Even the unprepared billions have their own world-views and aspirations, and because they have yet to be “fit” for what they demand, they cannot curtail their aspirations in proportion to their competence. This psychological factor results in frustration, sullen despair or even suicidal daring. Some even disparage or belittle the whole process of True Realization and keep out of spiritual realms altogether. Their thirst remains unslaked as a result and their aim in life remains unRealized, but they cannot help it. 

Some dare beyond their deserts and come to grief; in defiant spirit of rebellion they practise what proves disastrous for them. Unhappy they find impostors too in the field to exploit and ruin them, for so-called gurus do appear before them, all too willing to initiate them either ignorantly or fraudulently into mantras or systems to which they are not actually entitled at the moment, the consequences proving deplorable at the end.




Omkarnath stated that a True Master solves this problem with sympathy and originality, both equally rare and profound. He eases the situation by placing all alike on the same footing; he preaches the Naam to which all have equal access and by virtue of which all eventually can rise alike to the summit, if they have the strength to reach the “deep-yoga”. 
To chant the Naam and repeat it constantly is to earn the deep-yoga threshold of Sound and Light that is desired innately by all. Is it the right to Pranava (chanting Om) that is demanded? Voicing the demand is useless; willful utterance without eligibility will be harmful. 

But to repeat the Naam is to have Pranava (Om) well up from within the being as Naad, and that alone is realization of Pranava. To chant or put ‘Om Om Om’ in the mouth is silly as well as even deadly except for those prepared for Jivanmukti, and a Jivan- mukta is scarce; but to chant the Naam is to have the Pranava Nada and then ‘Om’ distinctly and continuously audible within. 

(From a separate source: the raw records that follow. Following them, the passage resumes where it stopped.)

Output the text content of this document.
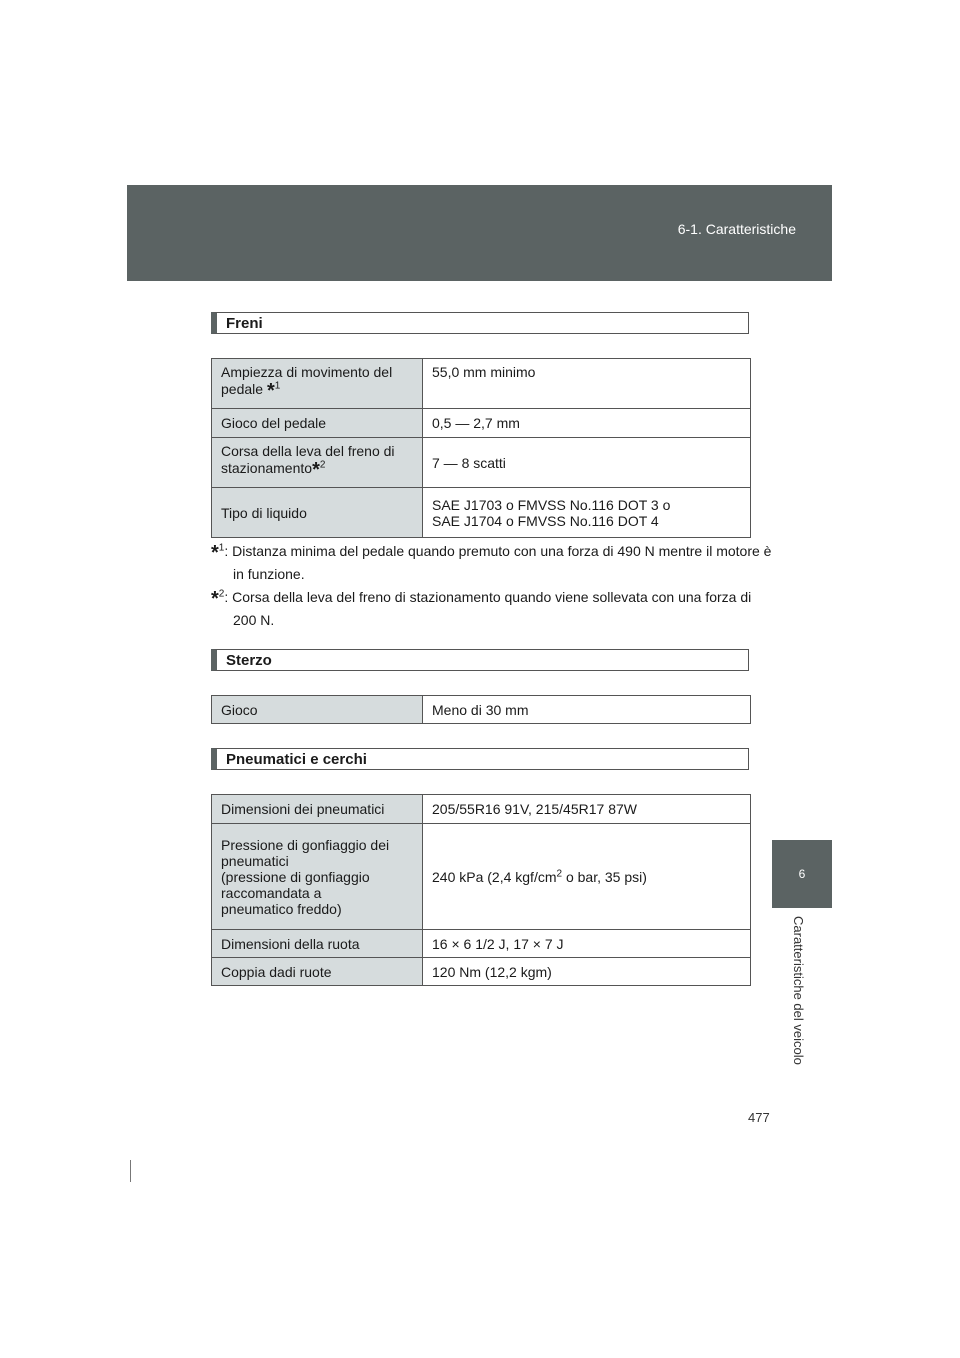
6-1. Caratteristiche
6
Caratteristiche del veicolo
Freni
Ampiezza di movimento del pedale *$^1$	55,0 mm minimo
Gioco del pedale	0,5 — 2,7 mm
Corsa della leva del freno di stazionamento*$^2$	7 — 8 scatti
Tipo di liquido	SAE J1703 o FMVSS No.116 DOT 3 o
SAE J1704 o FMVSS No.116 DOT 4
*$^1$: Distanza minima del pedale quando premuto con una forza di 490 N mentre il motore è in funzione.
*$^2$: Corsa della leva del freno di stazionamento quando viene sollevata con una forza di 200 N.
Sterzo
Gioco	Meno di 30 mm
Pneumatici e cerchi
Dimensioni dei pneumatici	205/55R16 91V, 215/45R17 87W

Pressione di gonfiaggio dei
pneumatici
(pressione di gonfiaggio
raccomandata a
pneumatico freddo)	240 kPa (2,4 kgf/$cm^2$ o bar, 35 psi)
Dimensioni della ruota	16 × 6 1/2 J, 17 × 7 J
Coppia dadi ruote	120 Nm (12,2 kgm)
477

So the Master offers the Naam and all else including the deep-yoga of Light via the Naam. And he does not want you to argue uselessly: he asks you to do it and to see the result for yourself. Omkarnath’s is the scientific way, the way of experimental verification. The taste of the pudding is in the eating: the truth of what he says is to be tested; it is to be verified by practice. OM. PEACE. PEACE. PEACE.